The Plant Engineering part does exist and is remaining on a high level. I gave you also another hint, this CHF 500 million, CHF 600 million contract being awarded earlier last year, with delivery schedules I think late '21, the first part and then '22, these are huge plants. These are big petrochemical sites. And here, we do have some Plant Engineering, as we had it before, and this is what we are going to continue.

Andy Schnyder

analyst
#65

Okay. And another question on the ESG plan. Have you any idea or any calculation made about the cost of the program of carbonization of the profile of the company?

Philipp Müller

executive
#66

Yes.
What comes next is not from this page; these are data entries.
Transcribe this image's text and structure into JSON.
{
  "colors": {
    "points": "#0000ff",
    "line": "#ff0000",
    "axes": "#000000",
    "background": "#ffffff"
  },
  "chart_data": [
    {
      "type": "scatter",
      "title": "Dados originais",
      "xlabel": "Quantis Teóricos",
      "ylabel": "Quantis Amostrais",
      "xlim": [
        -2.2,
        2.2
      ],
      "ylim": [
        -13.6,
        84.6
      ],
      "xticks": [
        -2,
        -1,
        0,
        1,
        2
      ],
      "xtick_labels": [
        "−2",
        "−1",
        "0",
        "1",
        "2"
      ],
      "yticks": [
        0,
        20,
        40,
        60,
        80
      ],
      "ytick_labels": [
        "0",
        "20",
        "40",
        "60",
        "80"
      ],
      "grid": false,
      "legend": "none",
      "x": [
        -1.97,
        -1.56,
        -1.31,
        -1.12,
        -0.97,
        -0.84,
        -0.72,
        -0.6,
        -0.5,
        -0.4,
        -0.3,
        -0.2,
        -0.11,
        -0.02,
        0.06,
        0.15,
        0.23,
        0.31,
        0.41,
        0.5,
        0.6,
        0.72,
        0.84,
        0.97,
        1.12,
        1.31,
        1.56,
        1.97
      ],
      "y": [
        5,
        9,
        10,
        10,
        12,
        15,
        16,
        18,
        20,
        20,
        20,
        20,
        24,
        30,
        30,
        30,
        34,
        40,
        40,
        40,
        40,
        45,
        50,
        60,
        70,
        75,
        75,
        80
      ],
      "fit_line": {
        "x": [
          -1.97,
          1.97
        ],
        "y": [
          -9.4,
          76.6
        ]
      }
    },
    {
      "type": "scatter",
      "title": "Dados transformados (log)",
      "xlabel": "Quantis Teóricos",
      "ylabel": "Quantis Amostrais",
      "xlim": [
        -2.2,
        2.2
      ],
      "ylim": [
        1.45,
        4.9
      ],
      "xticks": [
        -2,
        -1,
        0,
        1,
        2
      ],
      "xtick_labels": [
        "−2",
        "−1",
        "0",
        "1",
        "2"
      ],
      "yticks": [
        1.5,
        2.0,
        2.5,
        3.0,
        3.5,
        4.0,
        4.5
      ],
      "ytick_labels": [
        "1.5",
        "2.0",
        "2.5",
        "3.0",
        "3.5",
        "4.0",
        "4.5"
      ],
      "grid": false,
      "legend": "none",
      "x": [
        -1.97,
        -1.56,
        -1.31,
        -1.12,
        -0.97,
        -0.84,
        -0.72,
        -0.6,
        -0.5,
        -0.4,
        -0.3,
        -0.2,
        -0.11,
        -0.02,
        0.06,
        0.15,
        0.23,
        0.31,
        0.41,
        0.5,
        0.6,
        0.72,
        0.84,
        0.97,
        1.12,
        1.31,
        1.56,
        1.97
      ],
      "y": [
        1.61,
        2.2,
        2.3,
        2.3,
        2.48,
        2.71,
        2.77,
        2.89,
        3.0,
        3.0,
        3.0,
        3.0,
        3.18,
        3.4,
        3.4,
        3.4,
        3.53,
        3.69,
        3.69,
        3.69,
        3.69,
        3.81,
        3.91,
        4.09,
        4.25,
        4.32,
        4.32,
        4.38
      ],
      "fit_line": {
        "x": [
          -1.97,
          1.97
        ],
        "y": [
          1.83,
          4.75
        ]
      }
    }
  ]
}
We've done the analysis pretty comprehensively, I would say. And as you would expect, a lot of the initiatives that we're driving are really congruent with what we're trying to achieve from ISO certifications and so on. And so they're really integral in our -- within our financial framework. So I think there is no investments that we're foreseeing right now that are outside of our financial framework. At the same time, we are shifting certain priorities. So I think what Roland was describing that the ESG factor is so much more critical for R&D investments, but also for CapEx investments, I think that reprioritizes certain things, but there's nothing in the cost assessment that we -- the cost forecast for the next 5 years that we have that will be outside of the financial framework neither from a CapEx side nor from an OpEx standpoint.

Roland Fischer

executive
#67

And maybe another comment from my side. It's not the case that we are just starting now with ESG. This is something what we always did. I think almost all of our solutions, whether it's Surface Solutions or whether it's Manmade Fibers, is contributing and did contribute to this aspect in the past as well. We just didn't summarize it and wrap it up in a report. And from that perspective, yes, there might be some additional costs in terms of certification. And I mentioned the rollout of the energy management system across all our sites, but this is not a major effort. It's just about completing it now.

Operator

operator
#68

Gentlemen, there are no more questions.

Kerstin Flotner

executive
#69

Okay. As there are no further questions, we are closing the full year 2020 earnings call. Please don't hesitate to reach out to the Investor Relations team in case you have additional questions. Our next reporting is scheduled for May 3, 2021, when we disclose the first quarter results for 2021. We look forward to speaking to you soon then. Stay healthy, stay safe. Goodbye.